Material and Methods

Heated and humidified air was administered via a nasal cannula (40 L/min, 80% oxygen, 34°). Patients performed voluntary inspiration breath-holds supported by visual feedback within a 2 mm gating window. After a training session, 4 or 5 contrast-enhanced breath-hold CT scans were acquired to enable delineation of an ITV to account for inter- and intra-breath-hold variations. Patients were treated in 3–8 fractions using VMAT with 6 or 10 MV FFF beams using SGRT-controlled beam-hold. Patient setup was performed using SGRT and 4-DoF CBCT-CT matching based on the liver. After treatment, a CBCT scan was acquired for evaluation purposes.

Results

Between June 2020–June 2022, 17 liver SBRT patients started with the training session: 10 completed treatment in breath-hold, 5 continued in free-breathing (reasons: inability to understand procedure or position the arm above the head for a longer time and unreproducible or unstable breath-holds), 2 were not treated due to an increase in metastases. The average maximum breath-hold duration during treatment ranged per patient from 47–108 s. CBCT imaging took 60 seconds and half of all 100 scans were acquired during a single breath-hold. All patients could hold their breath for at least 60 seconds during one or more treatment fractions. For the 49 treatment fractions, the average number of breath-holds required for treatment was 6.6±4.1 (range: 2–19). The average time from CBCT before treatment to CBCT after treatment was 19±11 minutes (range: 9–51 min).
The difference in centroid position of the GTVs on the multiple planning CT scans was on average 3±3 mm for all directions (range: 0–10 mm). However, this difference was caused by a combination of breath-hold and delineation variations (volume differences ranged from 0.5–14.4 cm³). For all patients with a GTV difference >4 cm³, tumor visibility decreased over time due to the washout of contrast, resulting in smaller volumes on subsequent CT scans.
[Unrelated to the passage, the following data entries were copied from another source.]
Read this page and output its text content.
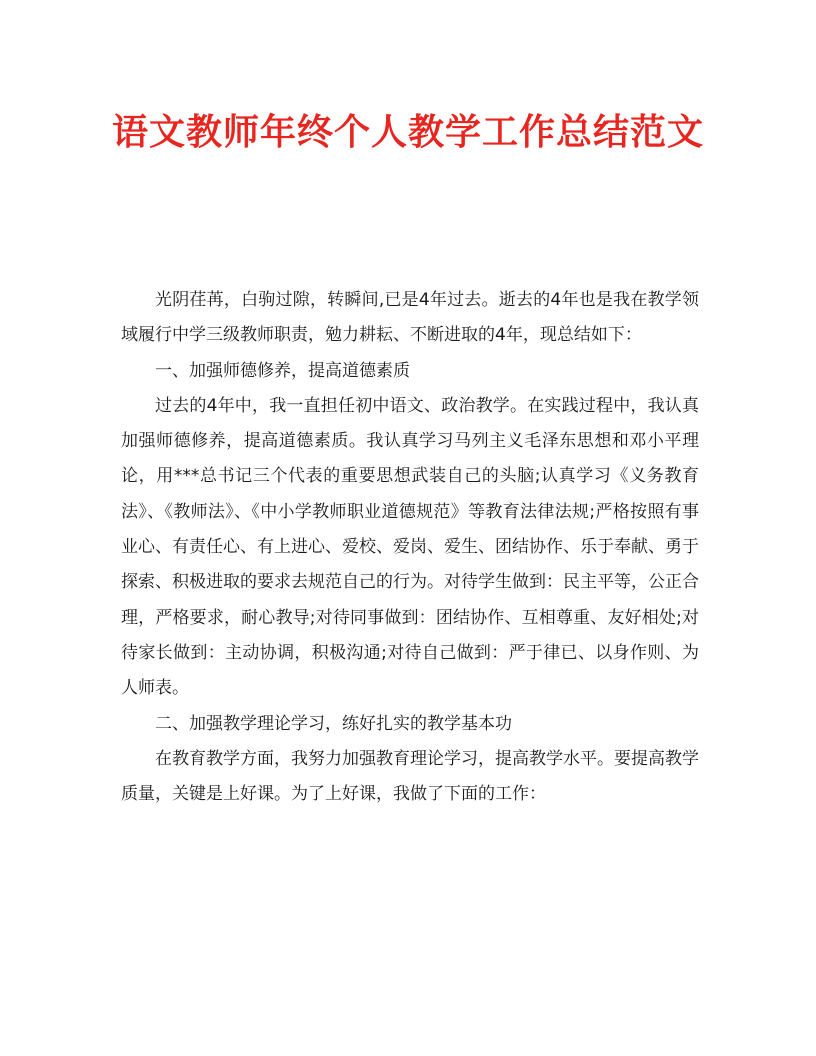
语文教师年终个人教学工作总结范文

光阴荏苒，白驹过隙，转瞬间,已是4年过去。逝去的4年也是我在教学领域履行中学三级教师职责，勉力耕耘、不断进取的4年，现总结如下：

一、加强师德修养，提高道德素质

过去的4年中，我一直担任初中语文、政治教学。在实践过程中，我认真加强师德修养，提高道德素质。我认真学习马列主义毛泽东思想和邓小平理论，用***总书记三个代表的重要思想武装自己的头脑;认真学习《义务教育法》、《教师法》、《中小学教师职业道德规范》等教育法律法规;严格按照有事业心、有责任心、有上进心、爱校、爱岗、爱生、团结协作、乐于奉献、勇于探索、积极进取的要求去规范自己的行为。对待学生做到：民主平等，公正合理，严格要求，耐心教导;对待同事做到：团结协作、互相尊重、友好相处;对待家长做到：主动协调，积极沟通;对待自己做到：严于律已、以身作则、为人师表。

二、加强教学理论学习，练好扎实的教学基本功

在教育教学方面，我努力加强教育理论学习，提高教学水平。要提高教学质量，关键是上好课。为了上好课，我做了下面的工作：
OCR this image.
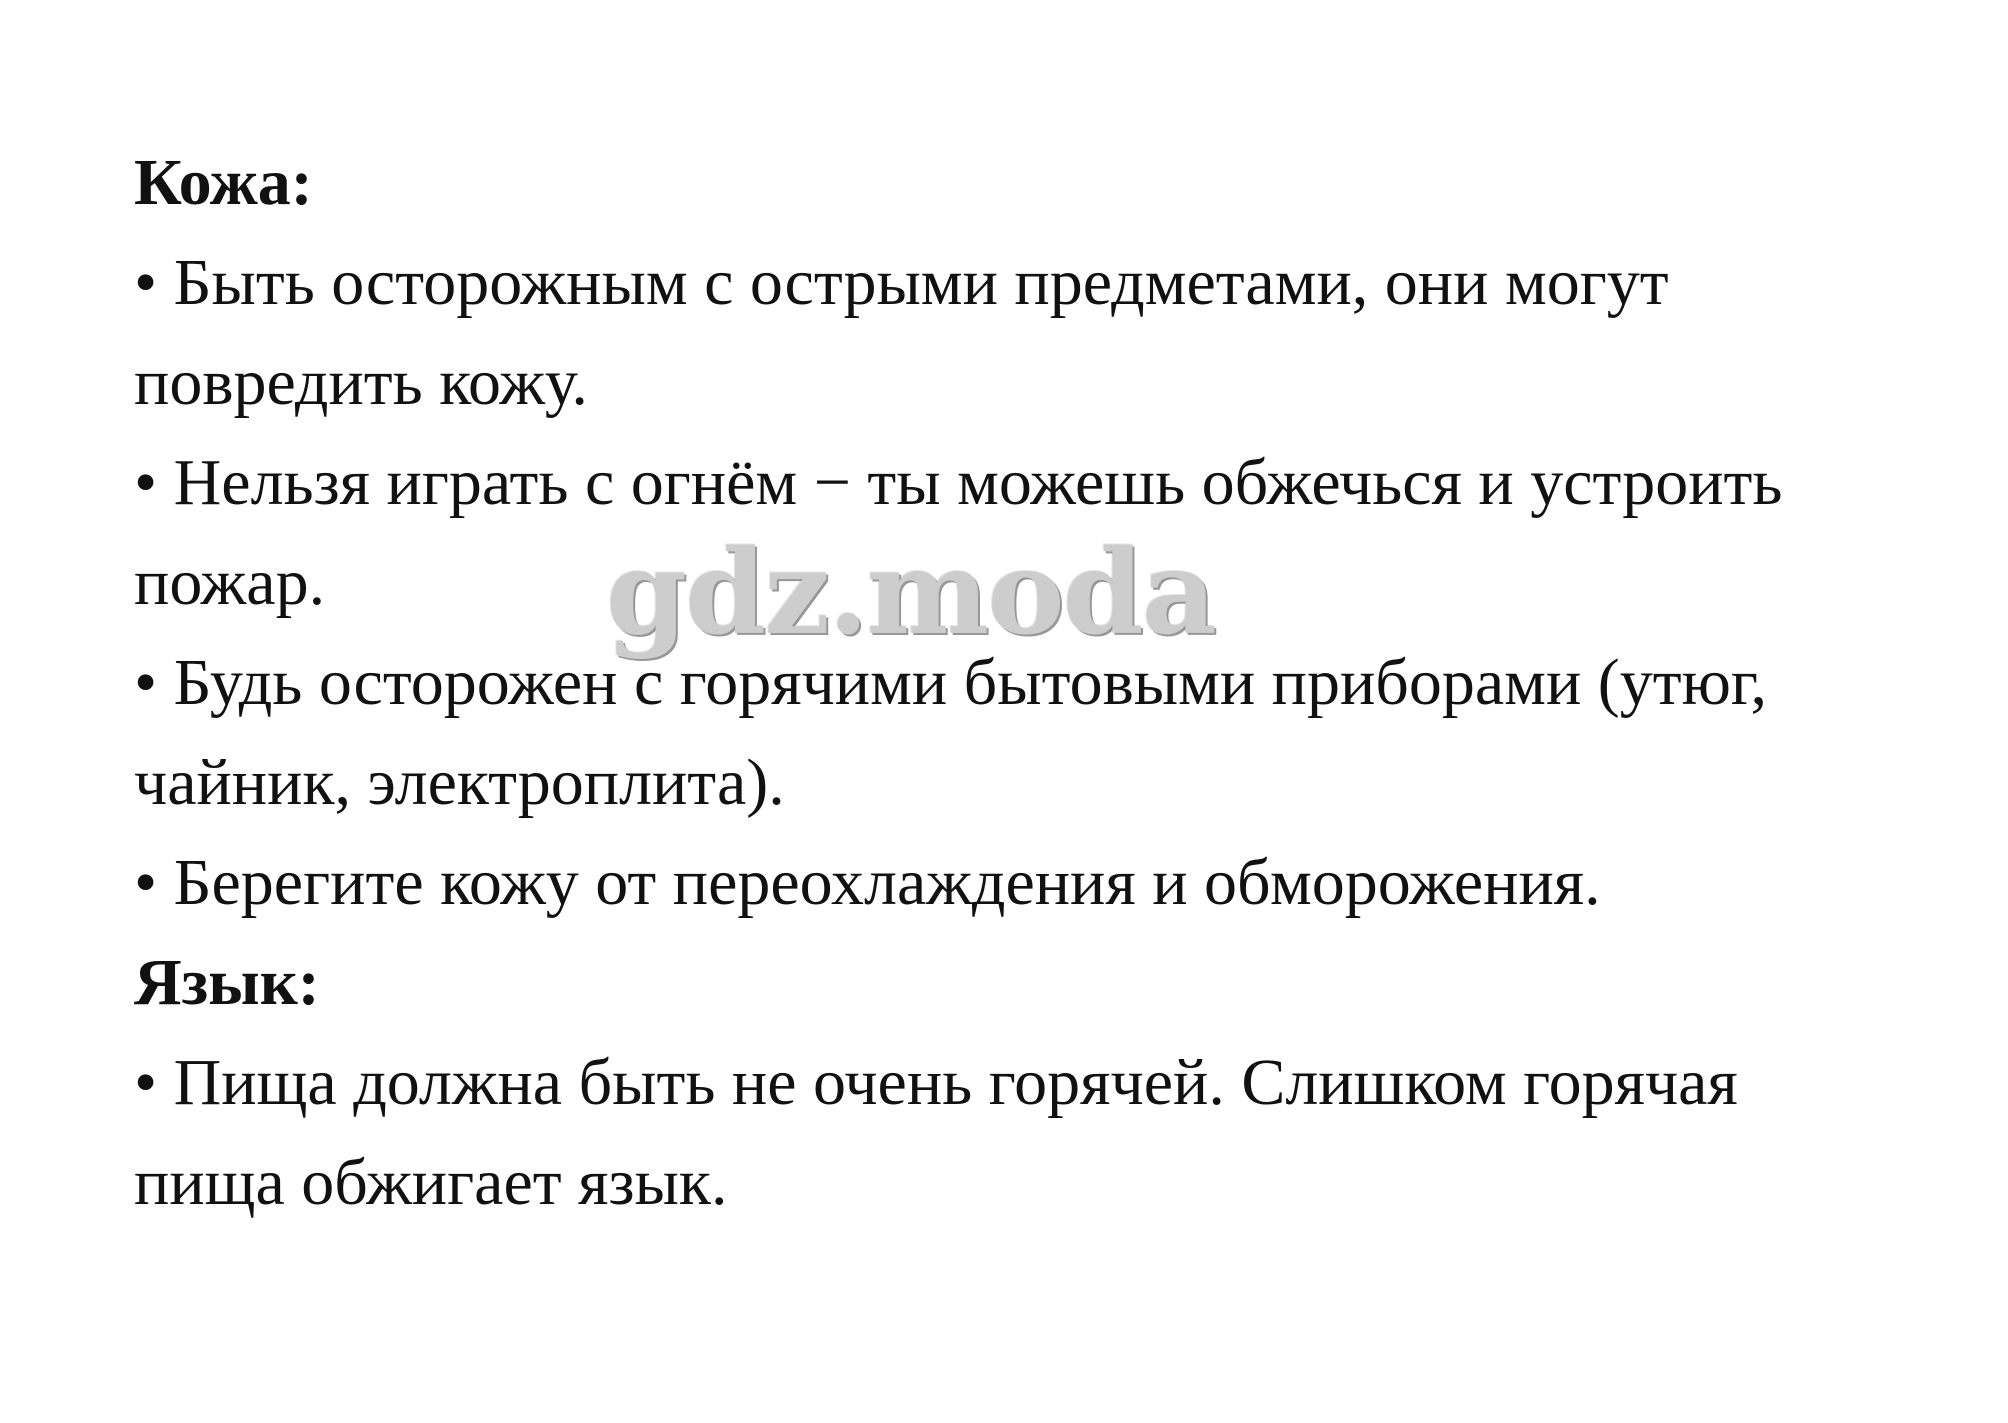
Кожа:
• Быть осторожным с острыми предметами, они могут
повредить кожу.
• Нельзя играть с огнём − ты можешь обжечься и устроить
пожар.
• Будь осторожен с горячими бытовыми приборами (утюг,
чайник, электроплита).
• Берегите кожу от переохлаждения и обморожения.
Язык:
• Пища должна быть не очень горячей. Слишком горячая
пища обжигает язык.
gdz.moda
The ITV was on average 6.3 cm³/28% larger (range: 1.1–23.9 cm³/5–72%) than the largest GTV. The 3D displacement vector for the 43 CBCT scans acquired after treatment was on average 5.0 mm (range: 0.7–12.9 mm; Figure 1) and for all but 2 scans less than our 1 cm PTV margin.



Conclusion

Liver SBRT in breath-hold using SGRT and prolonged breath-holds by NHFT is feasible for the majority of patients. Breath-holding resulted in high-quality CBCT imaging (Figure 2) that showed breath-hold variations smaller than the PTV margin. However, to further decrease the PTV, internal anatomy-based inter- and intra-breath-hold monitoring is desired.